While public water supplies in these areas are unlikely to be affected, the lack of rain is taking its toll on the environment and farmers.
Rain over the spring and summer will help to water crops, but it is unlikely to improve the underlying drought situation, said the Agency. There had been hopes that a prolonged period of rainfall between October and March known as the winter recharge period would prevent widespread drought, but parts of England received less than 60% of the average winter rainfall, and water supplies have not been replenished.
Experts are now hoping for a steady rainy winter in 2012/13 to restore rivers and groundwaters, but the Environment Agency is working with the water industry to put plans in place now to deal with the prospect of a third dry winter.

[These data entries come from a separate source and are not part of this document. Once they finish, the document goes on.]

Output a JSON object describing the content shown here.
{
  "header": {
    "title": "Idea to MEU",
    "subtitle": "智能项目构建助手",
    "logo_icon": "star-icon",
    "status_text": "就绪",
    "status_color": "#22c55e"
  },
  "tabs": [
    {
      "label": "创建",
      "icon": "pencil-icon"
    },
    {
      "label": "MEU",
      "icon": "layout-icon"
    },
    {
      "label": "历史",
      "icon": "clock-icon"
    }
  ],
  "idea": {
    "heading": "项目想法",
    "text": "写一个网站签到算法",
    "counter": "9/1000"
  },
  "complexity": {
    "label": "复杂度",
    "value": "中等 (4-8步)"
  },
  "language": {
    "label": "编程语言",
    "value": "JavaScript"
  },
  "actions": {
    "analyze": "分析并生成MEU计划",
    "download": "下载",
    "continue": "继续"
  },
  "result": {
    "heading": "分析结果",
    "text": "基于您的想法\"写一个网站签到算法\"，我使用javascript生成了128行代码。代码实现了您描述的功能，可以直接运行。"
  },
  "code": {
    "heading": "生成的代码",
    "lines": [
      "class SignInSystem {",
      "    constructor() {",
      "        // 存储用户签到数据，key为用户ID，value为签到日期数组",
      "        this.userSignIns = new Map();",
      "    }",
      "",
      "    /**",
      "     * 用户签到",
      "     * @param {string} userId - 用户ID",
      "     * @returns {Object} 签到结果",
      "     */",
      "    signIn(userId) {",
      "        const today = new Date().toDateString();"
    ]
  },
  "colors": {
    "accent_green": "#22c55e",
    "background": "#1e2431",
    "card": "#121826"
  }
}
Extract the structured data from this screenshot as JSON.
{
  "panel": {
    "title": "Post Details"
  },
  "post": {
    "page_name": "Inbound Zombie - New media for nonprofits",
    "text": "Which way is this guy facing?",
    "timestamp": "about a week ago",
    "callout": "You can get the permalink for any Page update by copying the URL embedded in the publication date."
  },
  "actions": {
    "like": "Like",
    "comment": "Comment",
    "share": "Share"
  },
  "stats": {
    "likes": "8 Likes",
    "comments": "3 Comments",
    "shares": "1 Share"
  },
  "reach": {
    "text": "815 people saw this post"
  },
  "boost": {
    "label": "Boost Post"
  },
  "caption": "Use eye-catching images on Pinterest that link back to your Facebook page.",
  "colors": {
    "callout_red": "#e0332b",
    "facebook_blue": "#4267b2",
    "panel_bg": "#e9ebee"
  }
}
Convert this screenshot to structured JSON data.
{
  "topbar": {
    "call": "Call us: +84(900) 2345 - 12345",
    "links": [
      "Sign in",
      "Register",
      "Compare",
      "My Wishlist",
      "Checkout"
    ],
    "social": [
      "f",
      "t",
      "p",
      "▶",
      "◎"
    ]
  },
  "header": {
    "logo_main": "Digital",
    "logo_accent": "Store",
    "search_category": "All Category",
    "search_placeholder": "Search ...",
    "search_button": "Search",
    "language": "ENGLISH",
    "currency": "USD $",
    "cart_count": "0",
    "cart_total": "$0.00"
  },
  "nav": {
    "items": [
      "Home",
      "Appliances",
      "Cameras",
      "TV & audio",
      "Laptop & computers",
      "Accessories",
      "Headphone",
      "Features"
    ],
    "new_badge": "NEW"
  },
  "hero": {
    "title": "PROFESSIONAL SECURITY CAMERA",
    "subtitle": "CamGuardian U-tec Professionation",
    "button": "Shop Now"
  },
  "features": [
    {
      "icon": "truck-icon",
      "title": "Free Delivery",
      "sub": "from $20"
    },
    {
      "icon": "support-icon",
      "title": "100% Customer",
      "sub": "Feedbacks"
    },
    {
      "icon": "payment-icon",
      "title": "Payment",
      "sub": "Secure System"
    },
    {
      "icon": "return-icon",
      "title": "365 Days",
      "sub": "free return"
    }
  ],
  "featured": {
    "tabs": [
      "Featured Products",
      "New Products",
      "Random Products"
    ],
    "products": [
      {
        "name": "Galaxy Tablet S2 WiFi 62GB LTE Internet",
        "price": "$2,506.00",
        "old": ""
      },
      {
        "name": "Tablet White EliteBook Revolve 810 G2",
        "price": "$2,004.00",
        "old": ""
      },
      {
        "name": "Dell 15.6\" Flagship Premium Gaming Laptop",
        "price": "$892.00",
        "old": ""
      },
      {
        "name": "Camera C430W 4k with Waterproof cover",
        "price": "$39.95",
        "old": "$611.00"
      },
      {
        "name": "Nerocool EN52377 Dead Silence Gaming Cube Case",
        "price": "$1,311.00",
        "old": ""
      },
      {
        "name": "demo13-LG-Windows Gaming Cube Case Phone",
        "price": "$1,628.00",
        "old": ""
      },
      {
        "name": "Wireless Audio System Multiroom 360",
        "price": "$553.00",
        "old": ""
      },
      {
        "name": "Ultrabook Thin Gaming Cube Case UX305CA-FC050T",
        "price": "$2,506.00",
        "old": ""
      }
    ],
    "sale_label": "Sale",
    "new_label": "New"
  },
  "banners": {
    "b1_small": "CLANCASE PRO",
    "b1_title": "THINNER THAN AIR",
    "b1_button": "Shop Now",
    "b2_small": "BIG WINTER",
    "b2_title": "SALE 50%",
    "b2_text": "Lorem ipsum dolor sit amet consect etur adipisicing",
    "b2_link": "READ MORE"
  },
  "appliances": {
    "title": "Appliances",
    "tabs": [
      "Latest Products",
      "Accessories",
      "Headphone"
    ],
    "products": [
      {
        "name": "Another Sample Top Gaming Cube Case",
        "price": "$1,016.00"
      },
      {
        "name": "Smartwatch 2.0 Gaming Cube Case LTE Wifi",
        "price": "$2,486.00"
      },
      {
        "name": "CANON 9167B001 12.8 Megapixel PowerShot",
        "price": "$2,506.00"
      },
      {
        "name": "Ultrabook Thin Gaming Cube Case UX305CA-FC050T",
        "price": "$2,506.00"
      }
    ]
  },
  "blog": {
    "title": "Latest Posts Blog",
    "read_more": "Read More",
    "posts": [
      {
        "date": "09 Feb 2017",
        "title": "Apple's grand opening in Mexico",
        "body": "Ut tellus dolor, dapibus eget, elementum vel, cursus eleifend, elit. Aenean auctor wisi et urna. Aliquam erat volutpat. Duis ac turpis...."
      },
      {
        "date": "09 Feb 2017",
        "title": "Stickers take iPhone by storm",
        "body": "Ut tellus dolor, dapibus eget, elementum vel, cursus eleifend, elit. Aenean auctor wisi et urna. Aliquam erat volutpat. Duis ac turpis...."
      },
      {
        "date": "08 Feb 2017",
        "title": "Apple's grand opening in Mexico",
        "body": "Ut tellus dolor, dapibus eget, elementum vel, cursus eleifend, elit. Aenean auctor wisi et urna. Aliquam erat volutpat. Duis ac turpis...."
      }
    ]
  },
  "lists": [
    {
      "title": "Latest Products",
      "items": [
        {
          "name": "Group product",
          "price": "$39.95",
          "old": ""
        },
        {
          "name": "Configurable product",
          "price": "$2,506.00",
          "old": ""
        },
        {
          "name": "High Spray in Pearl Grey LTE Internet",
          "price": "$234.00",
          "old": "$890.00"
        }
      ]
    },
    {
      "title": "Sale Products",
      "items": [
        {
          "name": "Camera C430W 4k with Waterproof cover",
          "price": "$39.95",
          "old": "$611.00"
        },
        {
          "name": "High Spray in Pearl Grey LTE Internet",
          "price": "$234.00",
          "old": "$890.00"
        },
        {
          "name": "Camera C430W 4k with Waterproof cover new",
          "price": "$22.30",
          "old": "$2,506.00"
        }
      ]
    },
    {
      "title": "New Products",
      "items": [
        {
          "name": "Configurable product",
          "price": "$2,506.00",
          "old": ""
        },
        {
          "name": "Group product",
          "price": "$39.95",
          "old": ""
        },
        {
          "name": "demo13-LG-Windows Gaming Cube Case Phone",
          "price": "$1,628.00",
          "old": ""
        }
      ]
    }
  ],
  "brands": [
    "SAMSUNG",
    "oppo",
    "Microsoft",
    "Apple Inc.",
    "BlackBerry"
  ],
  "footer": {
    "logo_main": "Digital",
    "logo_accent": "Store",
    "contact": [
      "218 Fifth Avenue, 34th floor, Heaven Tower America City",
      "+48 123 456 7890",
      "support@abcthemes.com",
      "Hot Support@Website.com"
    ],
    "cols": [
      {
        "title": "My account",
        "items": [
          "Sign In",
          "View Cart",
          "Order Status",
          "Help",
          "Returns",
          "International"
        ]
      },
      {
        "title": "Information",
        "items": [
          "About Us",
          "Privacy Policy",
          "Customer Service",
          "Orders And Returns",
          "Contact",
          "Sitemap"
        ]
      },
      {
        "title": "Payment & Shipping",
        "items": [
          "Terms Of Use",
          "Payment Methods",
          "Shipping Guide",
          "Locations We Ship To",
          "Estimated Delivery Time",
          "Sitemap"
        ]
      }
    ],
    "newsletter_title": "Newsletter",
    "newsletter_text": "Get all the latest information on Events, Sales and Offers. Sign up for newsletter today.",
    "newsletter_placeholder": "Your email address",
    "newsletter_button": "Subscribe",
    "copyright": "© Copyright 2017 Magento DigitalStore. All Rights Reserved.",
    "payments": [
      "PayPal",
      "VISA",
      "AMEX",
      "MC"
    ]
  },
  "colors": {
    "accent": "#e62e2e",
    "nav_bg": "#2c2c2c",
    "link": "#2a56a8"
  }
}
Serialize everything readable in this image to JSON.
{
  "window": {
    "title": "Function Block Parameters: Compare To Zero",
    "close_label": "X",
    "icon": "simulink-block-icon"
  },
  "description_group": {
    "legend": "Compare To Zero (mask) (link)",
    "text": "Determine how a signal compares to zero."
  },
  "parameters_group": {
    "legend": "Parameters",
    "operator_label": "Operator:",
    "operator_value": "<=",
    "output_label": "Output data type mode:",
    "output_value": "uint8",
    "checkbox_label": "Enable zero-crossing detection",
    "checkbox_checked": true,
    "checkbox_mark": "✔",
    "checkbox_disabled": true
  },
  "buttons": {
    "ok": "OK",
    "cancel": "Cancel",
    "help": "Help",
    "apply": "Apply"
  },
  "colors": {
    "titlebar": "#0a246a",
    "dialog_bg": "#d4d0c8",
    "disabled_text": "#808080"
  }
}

The Agency is urging all water users to save water now, to help prevent more serious shortages and environmental impacts next year.
Head of water resources Trevor Bishop said:
A longer term drought, lasting until Christmas and perhaps beyond, now looks more likely. We are working with businesses, farmers and water companies to plan ahead to meet the challenges of a continued drought. While weve had some welcome rain recently, the problem has not gone away, and we would urge everyone to use water wisely now.
The Environment Agency last week called on businesses to join householders in saving water. It is also continuing to press water companies to demonstrate that they have stepped up their publicity campaigns and taken measures to increase leakage detection.